A Delimitação da Terra Indígena Apyka’i
A Fundação Nacional dos Povos Indígenas (Funai) deu um passo importante no reconhecimento dos direitos do povo Guarani-Kaiowá ao aprovar, nesta quarta-feira (28), o Relatório Circunstanciado de Identificação e Delimitação (RCID) da Terra Indígena (TI) Apyka’i, situada em Dourados, no Mato Grosso do Sul. Essa aprovação foi formalizada pela presidenta da Funai, Joenia Wapichana, durante uma Oficina de Planejamento da Diretoria de Demarcação de Terras Indígenas (Didem), realizada em Brasília (DF).
O RCID visa identificar e demarcar o território da TI Apyka’i, contribuindo assim para a promoção dos direitos constitucionais e culturais dos Guarani-Kaiowá. Após a aprovação, o despacho decisório foi publicado no Diário Oficial da União (DOU) nesta quinta-feira (29).
Joenia Wapichana ressaltou que essa assinatura representa o compromisso do Governo Federal em garantir a autonomia dos povos indígenas e na defesa da demarcação de suas terras. “O presidente Lula me incumbiu de acelerar os processos territoriais, garantindo que os povos indígenas possam decidir sobre seus próprios territórios. Este ato é uma prova disso e busca reduzir a vulnerabilidade do povo Guarani-Kaiowá em Mato Grosso do Sul. Ele está alinhado ao Compromisso de Ajustamento de Conduta (CAC), firmado com o Ministério Público Federal (MPF) e com as lideranças Guarani-Kaiowá em 2007”, destacou.
Além disso, Wapichana elogiou o trabalho das equipes técnicas da Funai, que incluem servidores que integram o Grupo Técnico (GT) responsável pelos estudos sobre a territorialidade dos Guarani-Kaiowá. A participação ativa dos indígenas, assim como das autoridades estaduais e municipais, foi fundamental durante o processo.
Conquistas e Planejamento Institucional
Durante o evento, a presidenta mencionou os avanços alcançados pela Funai em 2025, entre eles a gestão participativa com os servidores e as comunidades indígenas, a reestruturação do órgão e a contratação de novos funcionários por meio do Concurso Público Nacional Unificado (CPNU), que reservou 30% das vagas para indígenas. As demarcações territoriais também foram destacadas como uma conquista significativa.
A oficina de planejamento da Didem contou com apoio do Projeto UK PACT, da Embaixada do Reino Unido, e foi executada em parceria com a The Nature Conservancy (TNC) e a Coordenação das Organizações Indígenas da Amazônia Brasileira (Coiab). O evento teve como objetivos apresentar as responsabilidades da diretoria, repactuar sinergias entre os planejamentos e discutir questões estratégicas na demarcação das terras indígenas.

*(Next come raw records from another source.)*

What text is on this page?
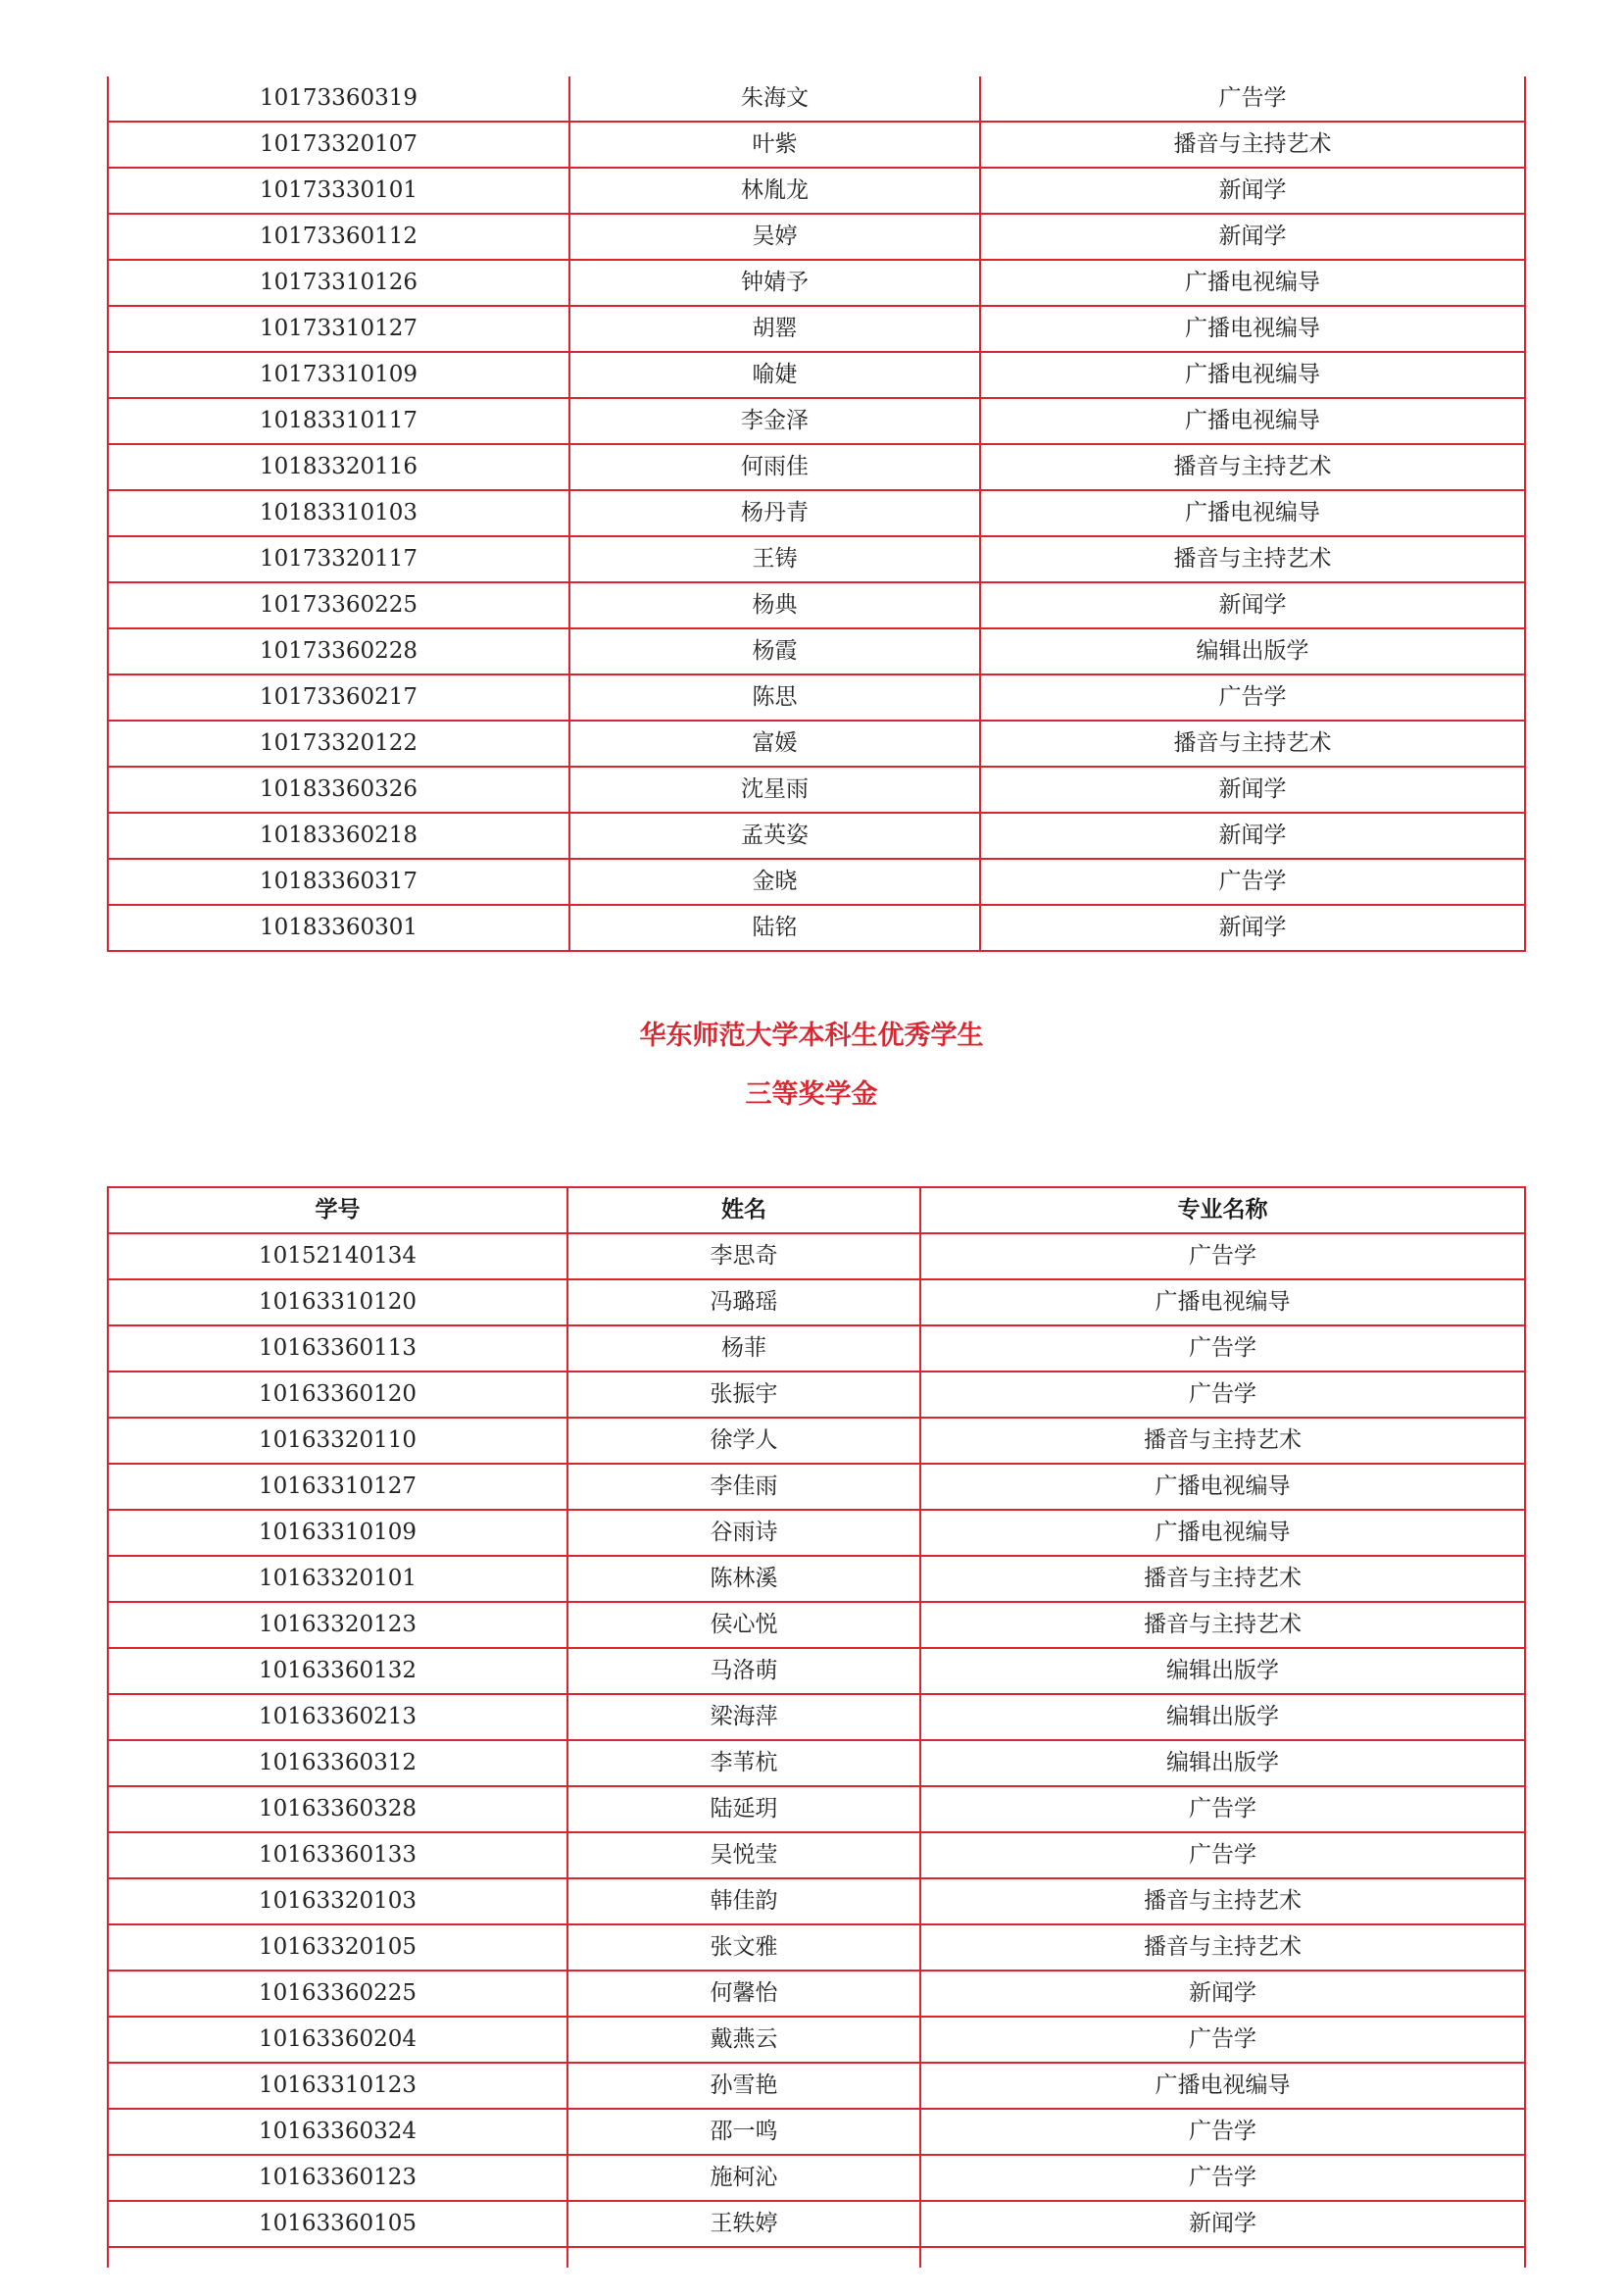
10173360319	朱海文	广告学
10173320107	叶紫	播音与主持艺术
10173330101	林胤龙	新闻学
10173360112	吴婷	新闻学
10173310126	钟婧予	广播电视编导
10173310127	胡罂	广播电视编导
10173310109	喻婕	广播电视编导
10183310117	李金泽	广播电视编导
10183320116	何雨佳	播音与主持艺术
10183310103	杨丹青	广播电视编导
10173320117	王铸	播音与主持艺术
10173360225	杨典	新闻学
10173360228	杨霞	编辑出版学
10173360217	陈思	广告学
10173320122	富媛	播音与主持艺术
10183360326	沈星雨	新闻学
10183360218	孟英姿	新闻学
10183360317	金晓	广告学
10183360301	陆铭	新闻学
华东师范大学本科生优秀学生
三等奖学金
学号	姓名	专业名称
10152140134	李思奇	广告学
10163310120	冯璐瑶	广播电视编导
10163360113	杨菲	广告学
10163360120	张振宇	广告学
10163320110	徐学人	播音与主持艺术
10163310127	李佳雨	广播电视编导
10163310109	谷雨诗	广播电视编导
10163320101	陈林溪	播音与主持艺术
10163320123	侯心悦	播音与主持艺术
10163360132	马洛萌	编辑出版学
10163360213	梁海萍	编辑出版学
10163360312	李苇杭	编辑出版学
10163360328	陆延玥	广告学
10163360133	吴悦莹	广告学
10163320103	韩佳韵	播音与主持艺术
10163320105	张文雅	播音与主持艺术
10163360225	何馨怡	新闻学
10163360204	戴燕云	广告学
10163310123	孙雪艳	广播电视编导
10163360324	邵一鸣	广告学
10163360123	施柯沁	广告学
10163360105	王轶婷	新闻学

A Procuradoria Federal Especializada junto à Funai (PFE-Funai) também participou do evento, apresentando um debate sobre judicialização e seus processos para fornecer subsídios técnicos.
Além disso, a Diretoria de Gestão Ambiental e Territorial (Digat) organizou uma reunião de planejamento nos dias 26 e 27, focando no orçamento e nas ações de cada coordenação-geral. Uma apresentação da Secretaria de Gestão Ambiental e Territorial Indígena (Segat) do Ministério dos Povos Indígenas (MPI) também foi realizada.
No que diz respeito à Diretoria de Proteção Territorial (DPT), nesta última segunda-feira (26), ocorreu o primeiro encontro do Projeto Partilhando Vivências Indigenistas, na sede da Funai. O projeto tem o objetivo de promover encontros abertos ao público que visam transformar a cultura organizacional. Nesta edição, a pauta foi sobre gestão orçamentária e financeira no indigenismo, buscando desmistificar processos e facilitar a execução técnica, promovendo uma maior integração entre as diretorias e inovação institucional.
A Diretoria de Direitos Humanos e Políticas Sociais (DHPS), a Diretoria de Administração e Gestão (Dages), o Museu Nacional dos Povos Indígenas (MNPI) e as Coordenações Regionais (CRs) têm se reunido desde o final de 2025 para planejar as ações do exercício de 2026.
Contexto da TI Apyka’i
A Terra Indígena Apyka’i abrange aproximadamente 1.058,16 hectares e é reivindicada como de ocupação tradicional pelo povo Guarani-Kaiowá, que há muito enfrenta desafios na busca pelo reconhecimento e demarcação de suas terras. Essa luta é marcada por conflitos, ameaças de despejo e evidentes condições de vulnerabilidade social.
Com a aprovação do RCID, os Guarani-Kaiowá têm ao seu lado um importante apoio institucional na luta por seus direitos, o que representa não apenas um passo em direção à recuperação de seu território, mas também uma reafirmação de sua identidade e cultura.